Kyle suggested I need to set my PYTHONPATH variable. After running
export PYTHONPATH=/opt/google_appengine/google_appengine_1.2.7
I still get the same error trying to run dev_appserver.py. Am I setting PYTHONPATH wrong? Alternatively, how do I uninstall the protocol buffers python project? I have no use for Ubuntu One and had already uninstalled it.
The problem appears to be the fact that Karmic Koala 9.10 (the latest version of Ubuntu) ships with Ubuntu One, a python app that depends on Google's protocol buffers library. The python-protobuf package provides the google.protobuf package in /usr/lib/pymodules/python2.6.
Unfortunately, the AppEngine SDK includes another package called google.appengine. So somewhere in your code, the google package is being imported, and the package that contains protobuf is being found on PYTHONPATH first. Python caches the first package it finds in sys.modules, so the second google package in the SDK will never be imported.
You could move the google AppEngine SDK up to the front of your PYTHONPATH. That should ensure that Python finds the google.appengine package instead of the package provided by python-protobuf.
PYTHONPATH=/opt/google_appengine/google_appengine_1.2.7 \
python dev_appserver.py helloWorld
This is a bug that should be reported to the AppEngine SDK project.
Update: I've submitted a bug against the AppEngine API.
It was a file permission problem. os_compat.py wasn't readable by user, just by root. I'm not sure if I screwed this up, or if the permissions by default don't have read-all, but that was the fix.

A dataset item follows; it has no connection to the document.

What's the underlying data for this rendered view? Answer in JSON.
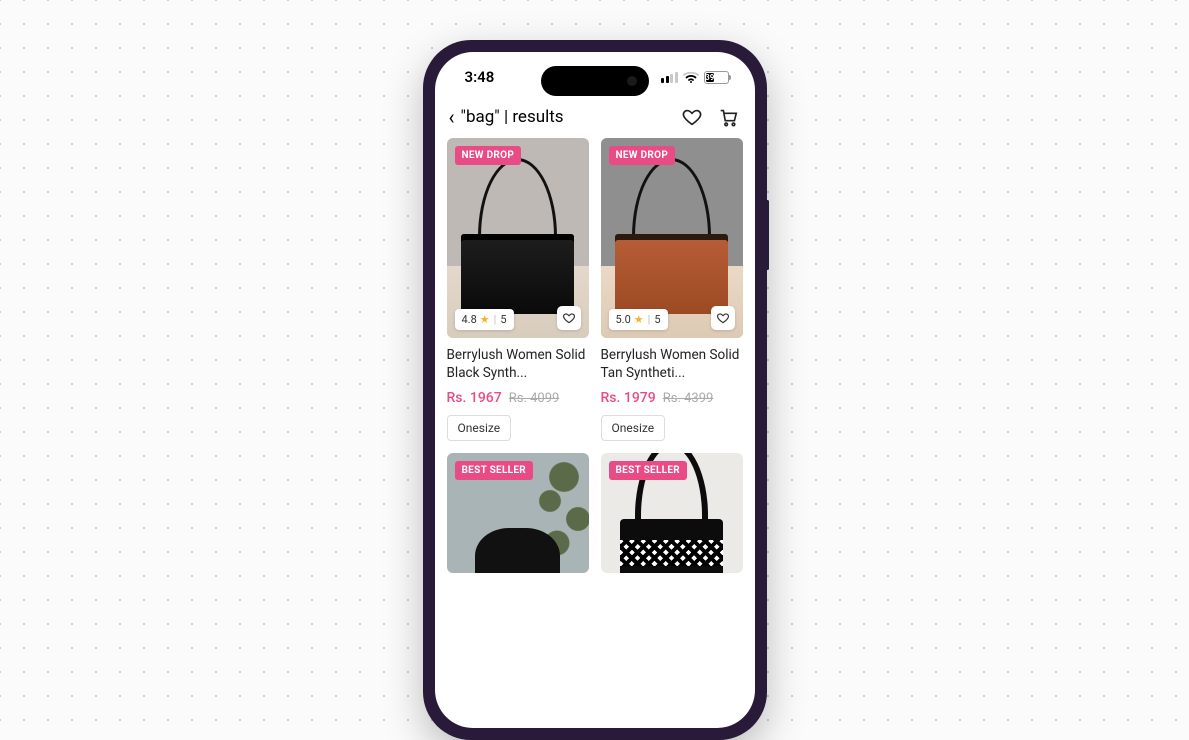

I hate to accept my own answer after Kyle gave such a good response, but I don't need the $PYTHONPATH fix to make it work now that I did sudo chown -R +r /opt/google_appengine/google_appengine_1.2.7
With that error, Python is saying that it can't find or read the name that it's trying to import. Since the import of os_compat is the very first executable line of AppEngine's dev_appserver.py, I suspect that there's a problem with the way that your paths are configured.
The latest version of Ubuntu (10.10) has also removed Python 2.5 - making it a pain to install the App Engine development environment.
I (finally) got my environment working (including using App Engine Helper for unit testing). I built this bash script which might be useful to others. It installs:
sqlite
libsqlite
pep8
mock
OpenSSL
Python 2.5.2
Python SSL Library
Django 1.1 (latest version in production)
App Engine
App Engine Helper
http://pageforest.googlecode.com/hg/tools/pfsetup
Ubuntu 11.04 comes with python 2.6 as the default version. It is suggested to use Google app engine with version 2.5. I am using it though for many years with python 2.6 without any issues.
What you need to do in order to execute it smoothly with python 2.6 is to edit google/appengine/tools/dev_appserver.py and add these three lines
'_counter',
'_fastmath',
'strxor',
after 'XOR', and before '_Crypto_Cipher__AES', around line ~1350.
If you are now using Google Cloud SDK, put this into ~/.profile.
export CLOUDSDK_ROOT_DIR="/path/to/google/cloud/sdk/"
export APPENGINE_HOME="${CLOUDSDK_ROOT_DIR}/platform/appengine-java-sdk"
export GAE_SDK_ROOT="${CLOUDSDK_ROOT_DIR}/platform/google_appengine"
# The next line enables Java libraries for Google Cloud SDK
export CLASSPATH="${APPENGINE_HOME}/lib":${CLASSPATH}
# The next line enables Python libraries for Google Cloud SDK
export PYTHONPATH=${GAE_SDK_ROOT}:${PYTHONPATH}
# * OPTIONAL STEP *
# If you wish to import all Python modules, you may iterate in the directory
# tree and import each module.
#
# * WARNING *
# Some modules have two or more versions available (Ex. django), so the loop
# will import always its latest version.
for module in ${GAE_SDK_ROOT}/lib/*; do
if [ -r ${module} ]; then
PYTHONPATH=${module}:${PYTHONPATH}
fi
done
unset module
Do not put inside ~/.bashrc because, every time you open a bash session, all those modules will be added again and again into your PYTHONPATH environment variable.